L'inspiration occitane Un essai de Simone Weil Editions de l'éclat/éclats
– En deux mots
À quelques mois d’écart de la parution des actes du Xe congrès de l’AIEO (Association Internationale d’Études Occitanes), un petit livre édité en janvier dernier n’a de cesse de faire parler de lui. Il s’agit de L’inspiration occitane, qui fait (re)découvrir deux textes de Simone Weil datant de 1941-42 : "L’agonie d’une civilisation vue à travers un poème épique" et"En quoi consiste l’inspiration occitanienne ?".
C’est lors de son séjour à Marseille, en 1940, que Simone Weil découvre la Chanson de la croisade contre les Albigeois ainsi que la richesse de la pensée cathare sous-jacente.
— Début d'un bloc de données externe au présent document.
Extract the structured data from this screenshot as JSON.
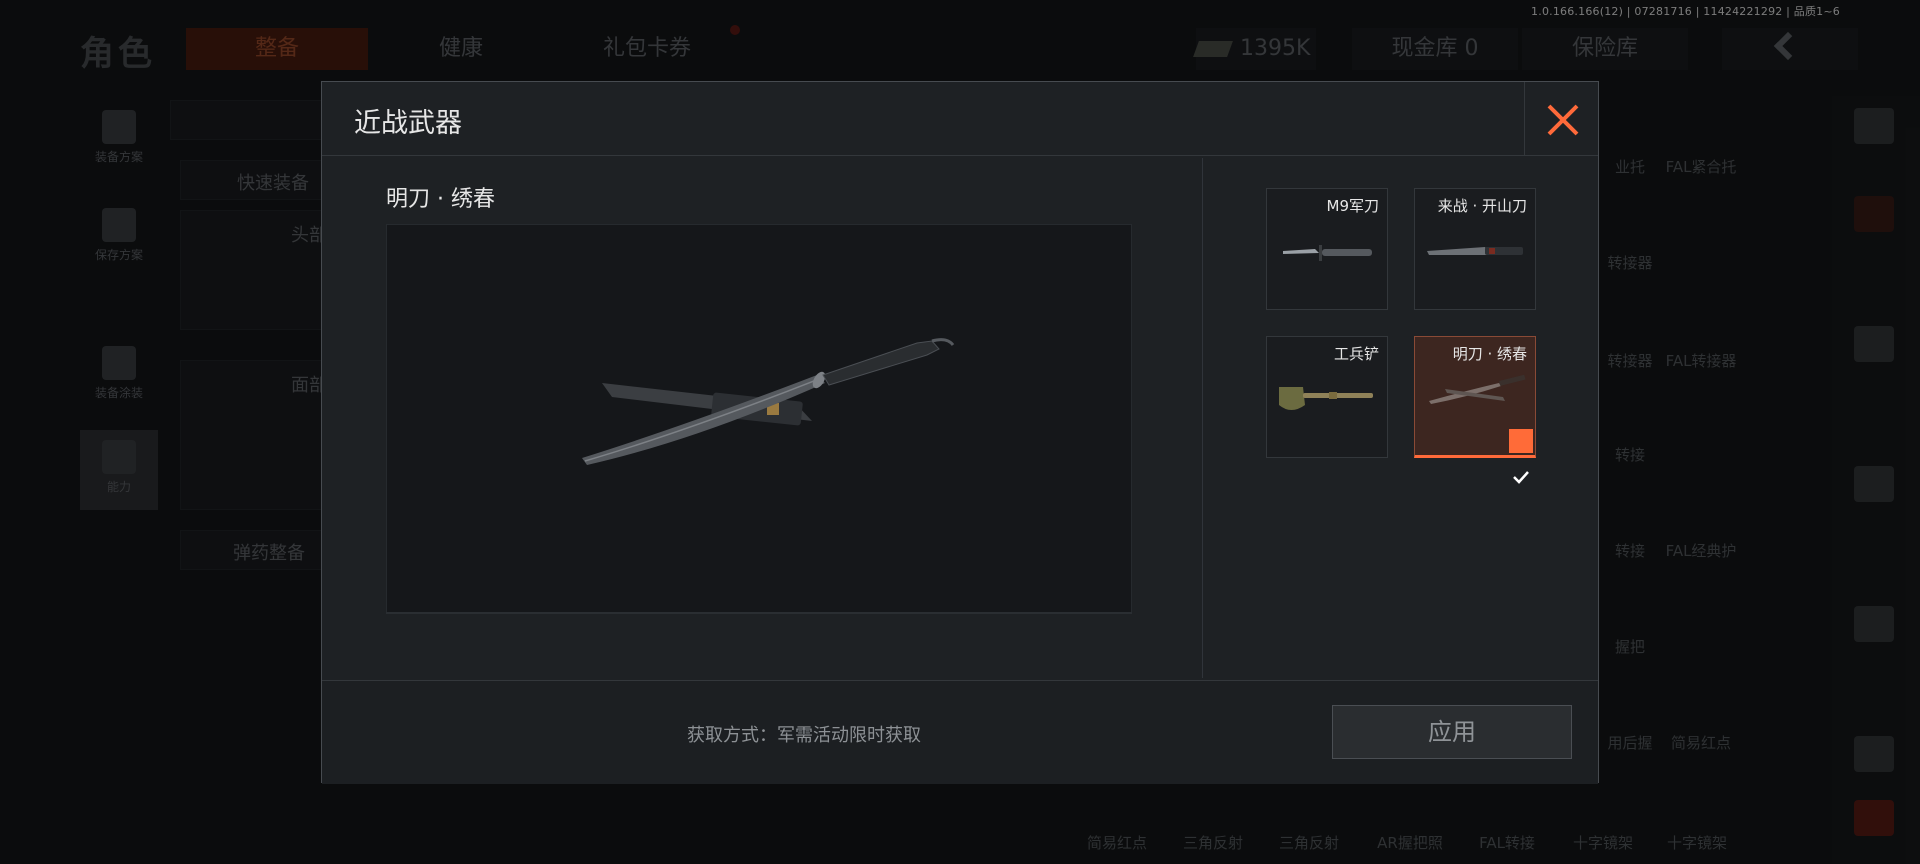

Chez la philosophe, le catharisme fournit, dans une Europe bouleversée par la deuxième guerre mondiale, un véritable "modèle de civilisation". Elle retient notamment de celui-ci trois leçons : le refus de la force dans le processus de négociation des droits et des devoirs de chacun ; le rejet d’une quelconque hiérarchie institutionnelle cherchant à déresponsabiliser l’individu ; un rapport au divin pouvant s’exprimer par le biais d’une célébration courtoise de l’amour interdit, et pourtant étranger à toute sorte de codification métaphysique.
Voulant souligner la valeur à la fois poétique et documentaire de la Chanson, Simone Weil s’adonne à une analyse qui dépasse le cadre du simple commentaire, pour faire de cette source un prétexte grâce auquel dénoncer les paradoxes de l’époque contemporaine : s’il est difficile de croire, souligne-t-elle, qu’une collectivité entière, bien qu’hétérogène, puisse encourager l’anéantissement d’une pensée en marge de toute doxa officielle (et, par là, possiblement révolutionnaire), ce n’est pas pour autant que nous sommes en droit de relativiser le fondement d’un tel danger.
Au fond, c’est également ce que la préface de Claude Le Manchec laisse entendre à l’heure où les Éditions de l’éclat/éclats ont choisi de redonner de la visibilité à un travail quelque peu tombé dans l’oubli, à l’instar du message dont il se fait réceptacle.